Tips for applying an emotional filter:

 

1. Pay attention to verbs. For example, a verb like "walk" is pretty neutral. But the thesaurus reveals a host of synonyms which are not only more descriptive, but which carry different emotional weights: plod, march, sidle, amble, glide, saunter, trip, and so on. Think about the difference in the emotional states of a character who notes, "He walked away from me" versus "He strolled away from me" or "He trudged away from me" or "He skipped away from me."

 

2. Choose descriptive details carefully. If you're describing a person, for example, it suggests a different state of mind to notice full lips vs. ragged, bleeding fingernails.

 

3. Go beyond the obvious. A cemetery in the rain is going to suggest a pretty gloomy state of mind. How can you get across a similar state of mind if the funeral is being held on a sunny day? In the latter case, the contrast between the setting and the character's emotional state of mind can strengthen the emotion.

 

4. During dialogue, keep the reader in touch with the character's emotions by what the character says--but also by what he or she is thinking and doing.

 

5. When going over your scene, ask yourself after every sentence, "How does my character feel about that?" Make sure the answer is clear all the way through. (And remember--a character's emotions are likely to change as the scene progresses and the situation changes.) Jerry Cleaver recommends focusing on a character's worries, hopes, and fears as a way of getting at the character's emotions.

P&P Exercises:

 

Please adapt these exercises to your own purposes. You can choose one or several, or you can think of something entirely different. The point is to practice conscious application of the emotional filter to your writing. Word count can be as little as 200 or as many as 1500 words.

 

These exercises are just suggestions. You can't do them wrong--just focus on showing us how a character interprets or feels about what's going on around him or her. Saturate every sentence with the character's state of mind.

 

1. Find a passage in your own writing that feels flat or distant from the POV character. Rewrite the passage through the character's emotional filter. For each sentence, ask yourself, "What does my character feel about this?" (focus on worries, fears, and hopes), then write it in a way that shows those emotions. The idea is to do something like Jacobson does in her examples. Post both passages (up to 1500 total), so we can see the difference.

 

2. Write a new scene for your novel, up to 1500 words, with attention to the effect of the focal character's emotions on each sentence and the scene as a whole. Apply a strong emotional filter all the way through.

 

3. Find a dialogue in your writing where the characters' emotions aren't being expressed as fully as you'd like, as in Jacobson's second example. Apply the emotional filter to punch up the emotional impact of the dialogue. Post the before and after versions, up to 1500 words total.

 

The next three exercises are taken from The Art of Fiction by John Gardner.

 

4. Describe a landscape as seen by an old woman whose disgusting and detestable old husband has just died.

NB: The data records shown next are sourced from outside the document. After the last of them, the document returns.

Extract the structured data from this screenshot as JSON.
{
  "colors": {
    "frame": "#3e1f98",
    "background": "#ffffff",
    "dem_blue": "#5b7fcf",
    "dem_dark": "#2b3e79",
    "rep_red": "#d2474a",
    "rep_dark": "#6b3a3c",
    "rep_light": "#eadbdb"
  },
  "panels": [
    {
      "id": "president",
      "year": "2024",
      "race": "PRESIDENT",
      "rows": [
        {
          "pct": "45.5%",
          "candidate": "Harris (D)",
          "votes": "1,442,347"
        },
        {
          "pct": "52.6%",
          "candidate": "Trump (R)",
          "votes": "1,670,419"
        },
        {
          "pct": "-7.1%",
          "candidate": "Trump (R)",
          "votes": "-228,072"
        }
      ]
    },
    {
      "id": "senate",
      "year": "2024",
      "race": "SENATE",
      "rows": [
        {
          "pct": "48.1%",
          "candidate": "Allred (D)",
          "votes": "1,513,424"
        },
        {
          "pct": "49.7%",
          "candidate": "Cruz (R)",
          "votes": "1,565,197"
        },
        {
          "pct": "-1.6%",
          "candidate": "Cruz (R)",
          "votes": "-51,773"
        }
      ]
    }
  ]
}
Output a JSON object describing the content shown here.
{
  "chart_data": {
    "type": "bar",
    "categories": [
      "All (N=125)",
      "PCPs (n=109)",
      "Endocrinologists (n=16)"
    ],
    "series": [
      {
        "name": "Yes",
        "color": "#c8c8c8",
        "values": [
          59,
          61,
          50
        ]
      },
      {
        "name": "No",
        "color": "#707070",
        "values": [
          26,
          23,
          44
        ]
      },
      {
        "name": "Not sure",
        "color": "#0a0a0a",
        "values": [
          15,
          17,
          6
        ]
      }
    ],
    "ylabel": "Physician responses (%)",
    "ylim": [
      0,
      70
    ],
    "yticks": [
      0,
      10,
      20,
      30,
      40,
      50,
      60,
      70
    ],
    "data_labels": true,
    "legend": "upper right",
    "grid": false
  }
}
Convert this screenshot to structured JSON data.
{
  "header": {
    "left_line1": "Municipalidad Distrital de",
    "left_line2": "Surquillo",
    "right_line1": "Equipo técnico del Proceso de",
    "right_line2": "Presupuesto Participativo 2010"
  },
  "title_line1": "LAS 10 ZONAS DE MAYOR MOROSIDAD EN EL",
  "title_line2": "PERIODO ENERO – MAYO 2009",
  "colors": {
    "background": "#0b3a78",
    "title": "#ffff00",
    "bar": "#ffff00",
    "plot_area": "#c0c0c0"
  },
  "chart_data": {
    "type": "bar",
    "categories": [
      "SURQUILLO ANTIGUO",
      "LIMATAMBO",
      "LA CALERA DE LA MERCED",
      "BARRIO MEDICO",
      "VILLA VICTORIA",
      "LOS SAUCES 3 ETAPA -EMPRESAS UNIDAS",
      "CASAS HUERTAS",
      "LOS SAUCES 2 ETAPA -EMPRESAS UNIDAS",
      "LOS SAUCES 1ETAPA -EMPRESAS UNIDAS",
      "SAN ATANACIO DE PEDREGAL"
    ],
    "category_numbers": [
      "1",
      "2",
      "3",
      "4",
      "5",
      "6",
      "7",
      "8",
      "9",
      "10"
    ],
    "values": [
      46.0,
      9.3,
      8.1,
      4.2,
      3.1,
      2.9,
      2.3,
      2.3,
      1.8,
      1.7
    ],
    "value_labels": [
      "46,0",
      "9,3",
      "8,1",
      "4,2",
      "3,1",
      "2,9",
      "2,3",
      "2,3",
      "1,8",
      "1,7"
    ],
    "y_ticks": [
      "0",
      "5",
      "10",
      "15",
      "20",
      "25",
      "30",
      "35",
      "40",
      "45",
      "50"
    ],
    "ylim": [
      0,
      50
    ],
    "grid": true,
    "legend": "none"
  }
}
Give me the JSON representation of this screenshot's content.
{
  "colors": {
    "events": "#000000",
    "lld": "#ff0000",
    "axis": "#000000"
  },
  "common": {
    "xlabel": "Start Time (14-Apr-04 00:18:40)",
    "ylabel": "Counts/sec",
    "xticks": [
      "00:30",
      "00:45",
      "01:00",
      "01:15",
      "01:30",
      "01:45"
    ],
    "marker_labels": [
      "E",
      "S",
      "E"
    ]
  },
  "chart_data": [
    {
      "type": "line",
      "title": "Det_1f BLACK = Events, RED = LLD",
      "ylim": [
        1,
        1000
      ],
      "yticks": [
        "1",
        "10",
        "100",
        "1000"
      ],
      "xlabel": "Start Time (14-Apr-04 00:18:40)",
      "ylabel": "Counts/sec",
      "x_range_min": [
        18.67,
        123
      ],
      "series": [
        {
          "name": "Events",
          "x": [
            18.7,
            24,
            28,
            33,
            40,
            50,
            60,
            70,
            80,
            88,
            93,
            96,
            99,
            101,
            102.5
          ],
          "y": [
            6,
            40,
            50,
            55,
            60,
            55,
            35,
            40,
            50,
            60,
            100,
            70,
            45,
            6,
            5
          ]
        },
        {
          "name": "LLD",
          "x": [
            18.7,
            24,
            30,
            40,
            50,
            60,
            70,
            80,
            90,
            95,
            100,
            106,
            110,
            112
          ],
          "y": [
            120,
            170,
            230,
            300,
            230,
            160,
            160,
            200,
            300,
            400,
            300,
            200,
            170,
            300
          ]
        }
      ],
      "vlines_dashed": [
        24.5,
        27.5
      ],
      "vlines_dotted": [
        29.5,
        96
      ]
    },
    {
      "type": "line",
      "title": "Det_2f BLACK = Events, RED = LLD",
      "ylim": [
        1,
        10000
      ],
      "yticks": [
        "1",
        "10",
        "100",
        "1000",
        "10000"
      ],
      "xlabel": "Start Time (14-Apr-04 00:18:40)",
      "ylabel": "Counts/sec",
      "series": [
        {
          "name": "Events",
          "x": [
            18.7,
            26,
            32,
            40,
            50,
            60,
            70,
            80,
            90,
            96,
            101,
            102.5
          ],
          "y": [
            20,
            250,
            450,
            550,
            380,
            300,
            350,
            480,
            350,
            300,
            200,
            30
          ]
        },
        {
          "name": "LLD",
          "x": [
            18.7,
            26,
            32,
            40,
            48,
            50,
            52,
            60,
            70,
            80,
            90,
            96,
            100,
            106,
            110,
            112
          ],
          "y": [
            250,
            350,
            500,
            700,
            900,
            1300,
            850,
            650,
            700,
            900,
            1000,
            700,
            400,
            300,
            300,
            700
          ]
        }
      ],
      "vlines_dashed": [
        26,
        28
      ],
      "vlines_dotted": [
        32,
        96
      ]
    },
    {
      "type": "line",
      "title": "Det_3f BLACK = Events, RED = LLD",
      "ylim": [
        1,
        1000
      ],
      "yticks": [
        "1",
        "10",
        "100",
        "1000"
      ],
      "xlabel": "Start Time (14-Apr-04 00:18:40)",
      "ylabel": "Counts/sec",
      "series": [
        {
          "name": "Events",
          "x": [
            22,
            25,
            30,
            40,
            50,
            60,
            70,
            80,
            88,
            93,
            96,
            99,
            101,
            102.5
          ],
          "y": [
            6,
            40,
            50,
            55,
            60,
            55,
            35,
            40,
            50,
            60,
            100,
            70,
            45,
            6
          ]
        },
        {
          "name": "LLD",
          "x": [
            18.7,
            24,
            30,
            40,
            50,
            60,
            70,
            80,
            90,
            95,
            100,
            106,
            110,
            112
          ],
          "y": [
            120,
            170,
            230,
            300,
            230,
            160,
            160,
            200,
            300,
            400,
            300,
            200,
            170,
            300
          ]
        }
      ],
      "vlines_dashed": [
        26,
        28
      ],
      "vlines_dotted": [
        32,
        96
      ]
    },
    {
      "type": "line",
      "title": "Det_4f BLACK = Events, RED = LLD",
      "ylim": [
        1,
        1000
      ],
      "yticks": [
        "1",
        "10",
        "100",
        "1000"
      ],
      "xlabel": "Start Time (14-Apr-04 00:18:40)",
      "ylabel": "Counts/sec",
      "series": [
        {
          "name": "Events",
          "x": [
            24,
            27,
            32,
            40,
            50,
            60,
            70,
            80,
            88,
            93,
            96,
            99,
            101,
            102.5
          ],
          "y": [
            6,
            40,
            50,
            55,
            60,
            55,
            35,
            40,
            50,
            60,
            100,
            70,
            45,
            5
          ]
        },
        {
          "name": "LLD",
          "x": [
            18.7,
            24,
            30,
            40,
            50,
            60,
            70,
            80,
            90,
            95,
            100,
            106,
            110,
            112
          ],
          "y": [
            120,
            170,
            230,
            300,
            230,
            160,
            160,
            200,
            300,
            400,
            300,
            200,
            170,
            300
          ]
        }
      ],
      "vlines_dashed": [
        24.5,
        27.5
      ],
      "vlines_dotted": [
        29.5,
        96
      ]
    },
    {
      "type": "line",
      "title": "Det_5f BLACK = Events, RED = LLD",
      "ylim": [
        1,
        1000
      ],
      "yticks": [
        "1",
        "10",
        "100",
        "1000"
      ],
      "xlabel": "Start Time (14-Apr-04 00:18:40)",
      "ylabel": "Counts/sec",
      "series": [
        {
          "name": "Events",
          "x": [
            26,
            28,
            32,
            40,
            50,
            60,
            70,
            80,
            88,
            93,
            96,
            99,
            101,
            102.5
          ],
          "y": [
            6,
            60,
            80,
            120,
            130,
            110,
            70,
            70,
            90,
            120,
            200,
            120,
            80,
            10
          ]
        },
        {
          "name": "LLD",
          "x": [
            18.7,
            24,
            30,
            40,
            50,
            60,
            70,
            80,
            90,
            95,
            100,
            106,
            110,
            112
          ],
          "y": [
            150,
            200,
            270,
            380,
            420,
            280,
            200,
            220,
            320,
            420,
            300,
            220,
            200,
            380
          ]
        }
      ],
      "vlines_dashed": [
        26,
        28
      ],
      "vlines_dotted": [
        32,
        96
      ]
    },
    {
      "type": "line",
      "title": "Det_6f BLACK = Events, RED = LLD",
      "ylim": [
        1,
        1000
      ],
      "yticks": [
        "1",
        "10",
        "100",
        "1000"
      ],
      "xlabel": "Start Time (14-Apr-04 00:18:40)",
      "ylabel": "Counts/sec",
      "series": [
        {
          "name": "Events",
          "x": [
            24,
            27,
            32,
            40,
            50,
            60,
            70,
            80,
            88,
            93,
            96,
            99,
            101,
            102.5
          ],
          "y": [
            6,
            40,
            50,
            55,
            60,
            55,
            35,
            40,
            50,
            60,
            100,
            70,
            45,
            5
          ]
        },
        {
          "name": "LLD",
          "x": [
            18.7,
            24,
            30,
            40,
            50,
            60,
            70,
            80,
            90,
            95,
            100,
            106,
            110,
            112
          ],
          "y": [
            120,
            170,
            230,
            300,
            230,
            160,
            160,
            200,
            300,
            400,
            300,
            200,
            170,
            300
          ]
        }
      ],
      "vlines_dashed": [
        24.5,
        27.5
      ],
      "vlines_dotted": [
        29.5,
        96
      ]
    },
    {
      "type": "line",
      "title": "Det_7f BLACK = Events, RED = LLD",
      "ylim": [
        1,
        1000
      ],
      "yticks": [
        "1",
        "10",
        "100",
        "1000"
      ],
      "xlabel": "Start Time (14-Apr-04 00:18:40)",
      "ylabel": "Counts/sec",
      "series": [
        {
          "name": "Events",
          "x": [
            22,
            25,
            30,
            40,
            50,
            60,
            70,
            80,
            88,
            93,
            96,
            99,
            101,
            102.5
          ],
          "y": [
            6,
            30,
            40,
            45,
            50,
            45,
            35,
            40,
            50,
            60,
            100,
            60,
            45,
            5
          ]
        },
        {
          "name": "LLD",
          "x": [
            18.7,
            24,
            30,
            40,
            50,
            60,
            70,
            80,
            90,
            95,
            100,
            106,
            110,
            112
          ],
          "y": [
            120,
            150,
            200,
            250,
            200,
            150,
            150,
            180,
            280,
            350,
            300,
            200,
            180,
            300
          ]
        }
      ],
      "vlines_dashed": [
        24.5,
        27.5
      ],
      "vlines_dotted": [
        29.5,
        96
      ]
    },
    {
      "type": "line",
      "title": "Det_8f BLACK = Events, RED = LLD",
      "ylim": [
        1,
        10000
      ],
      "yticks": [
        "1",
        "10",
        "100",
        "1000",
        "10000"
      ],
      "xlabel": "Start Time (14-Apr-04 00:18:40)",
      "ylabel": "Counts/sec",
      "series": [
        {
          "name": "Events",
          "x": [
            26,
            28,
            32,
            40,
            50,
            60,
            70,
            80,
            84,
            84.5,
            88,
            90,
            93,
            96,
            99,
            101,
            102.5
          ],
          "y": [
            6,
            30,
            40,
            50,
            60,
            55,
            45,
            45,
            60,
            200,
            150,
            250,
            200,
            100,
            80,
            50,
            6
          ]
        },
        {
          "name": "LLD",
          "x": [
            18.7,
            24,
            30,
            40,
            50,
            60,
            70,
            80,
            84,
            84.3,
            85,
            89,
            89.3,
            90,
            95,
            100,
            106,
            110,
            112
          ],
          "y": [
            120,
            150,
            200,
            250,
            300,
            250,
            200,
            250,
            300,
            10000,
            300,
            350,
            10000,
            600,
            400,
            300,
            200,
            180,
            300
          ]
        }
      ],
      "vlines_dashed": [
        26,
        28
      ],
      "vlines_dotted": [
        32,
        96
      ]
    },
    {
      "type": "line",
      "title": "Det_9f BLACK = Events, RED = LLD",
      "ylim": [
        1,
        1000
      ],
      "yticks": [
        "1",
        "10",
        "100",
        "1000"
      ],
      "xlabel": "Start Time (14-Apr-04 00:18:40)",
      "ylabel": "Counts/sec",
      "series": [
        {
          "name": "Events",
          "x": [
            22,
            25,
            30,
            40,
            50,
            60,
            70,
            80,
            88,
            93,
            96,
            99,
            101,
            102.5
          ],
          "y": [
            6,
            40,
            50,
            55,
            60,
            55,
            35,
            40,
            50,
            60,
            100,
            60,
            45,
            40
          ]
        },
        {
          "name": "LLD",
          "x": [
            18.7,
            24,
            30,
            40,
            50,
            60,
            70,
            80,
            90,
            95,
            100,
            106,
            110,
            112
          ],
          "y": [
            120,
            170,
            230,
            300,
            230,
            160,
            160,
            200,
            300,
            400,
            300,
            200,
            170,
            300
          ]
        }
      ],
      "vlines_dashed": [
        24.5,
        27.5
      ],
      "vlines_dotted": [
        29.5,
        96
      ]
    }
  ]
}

Do not mention the husband or death. (See how long you can keep this going--aim for a minimum of 200 words.)

 

5. Describe a lake as seen by a young man who has just committed murder. Do not mention the murder. (Aim for a minimum of 200 words.)

 

6. Describe a building as seen by a man whose son has just been killed in a war. Do not mention the son, war, death, or the old man doing the seeing; then describe the same building, in the same weather and at the same time of day, as seen by a happy lover. Do not mention love or the loved one. (Aim for a minimum of 200 words for each description.)

 

7. Make up your own Gardner-style exercise, one that will fit into your novel. Describe an everyday object or scene through the filter of some strong emotion a character is experiencing. Keep it going for as long as you can, and don't take the easy way out by telling us what the emotion is. If you get ideas for putting the character into action as you write, keep going, up to 1500 words.